„Największą część układu scalonego stanowi podłoże. W naszym chipie wykorzystaliśmy jedynie kilka mikrometrów innych materiałów. Teraz nasze układy można bez problemy stosować jako czujniki w lesie. Z czasem grzyby je rozłożą. Układy te są równie bezpieczne jak nawozy” – mówi profesor Ma.
Na czele grupy inżynieryjnej stał Zhiyong Ca, który od 2009 roku pracuje nad nanomateriałami. „Jeśli zetniemy wielkie drzewo i podzielimy je na pojedyncze włókna, to otrzymamy papier. Wymiary takich włókien liczy się w mikrometrach. A co się stanie gdybyśmy te włókna podzielili na fragmenty o skali nano? Otrzymamy nowy materiał, bardzo mocny i przezroczysty papier CNF” – wyjaśnia Ca.

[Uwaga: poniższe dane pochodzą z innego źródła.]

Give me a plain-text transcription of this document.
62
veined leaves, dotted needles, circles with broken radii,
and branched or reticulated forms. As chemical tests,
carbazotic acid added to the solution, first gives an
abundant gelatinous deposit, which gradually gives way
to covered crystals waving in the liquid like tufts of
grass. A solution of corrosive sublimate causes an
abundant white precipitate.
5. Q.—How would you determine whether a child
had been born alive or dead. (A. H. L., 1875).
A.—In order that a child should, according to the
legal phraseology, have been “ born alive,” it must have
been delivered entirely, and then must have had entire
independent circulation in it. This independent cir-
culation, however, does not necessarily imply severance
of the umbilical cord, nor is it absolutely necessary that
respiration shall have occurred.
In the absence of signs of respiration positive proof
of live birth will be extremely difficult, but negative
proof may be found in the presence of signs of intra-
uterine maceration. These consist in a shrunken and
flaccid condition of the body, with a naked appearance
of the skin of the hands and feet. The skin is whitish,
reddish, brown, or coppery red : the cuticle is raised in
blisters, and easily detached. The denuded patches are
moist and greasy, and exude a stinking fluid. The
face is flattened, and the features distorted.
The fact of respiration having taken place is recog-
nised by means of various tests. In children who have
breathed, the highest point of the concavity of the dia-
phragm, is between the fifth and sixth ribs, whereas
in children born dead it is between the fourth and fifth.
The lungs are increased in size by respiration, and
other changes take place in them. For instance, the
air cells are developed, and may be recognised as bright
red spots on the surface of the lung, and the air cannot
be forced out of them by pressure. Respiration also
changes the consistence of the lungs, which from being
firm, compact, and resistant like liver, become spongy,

Zespół Ca we współpracy z profesor bioinżynierii medycznej Shaoqin Gong z UW-Madison skupił się na pokonaniu dwóch głównych przeszkód stojących przed drewnianą elektroniką – gładkością powierzchni i rozszerzalnością cieplną. „Nie chcemy, by materiał zbytnio się rozszerzał bądź kurczył. Drewno jest materiałem hydroskopowym, może wchłaniać wilgoć z powietrza i puchnąć. Pokrycie go żywicą rozwiązuje oba problemy. Uzyskujemy gładką powierzchnię oraz barierę chroniącą przed wilgocią.”
Profesor Gong od dziesięciu lat prowadzi badania nad biopolimerami, ale jej zdaniem drewno to znacznie lepszy materiał. „Przewaga CNF nad innymi polimerami polega na tym, że większość polimerów to produkty z ropy naftowej. Materiały takie jak CNF pochodzą ze źródeł odnawialnych, są biokompatybilne i ulegają samodegradacji. Ponadto, w porównaniu z innymi polimerami CNF charakteryzuje się stosunkowo niewielką rozszerzalnością cieplną.”
Uczeni nie tylko wyprodukowali układy scalone z CNF, ale udowodnili też, że ich wydajność jest podobna do już istniejących kości. Ich przewaga polega natomiast nad tym, że są znacznie mniej szkodliwe dla przyrody, świetnie sprawdzą się zatem w roli czujników środowiskowych.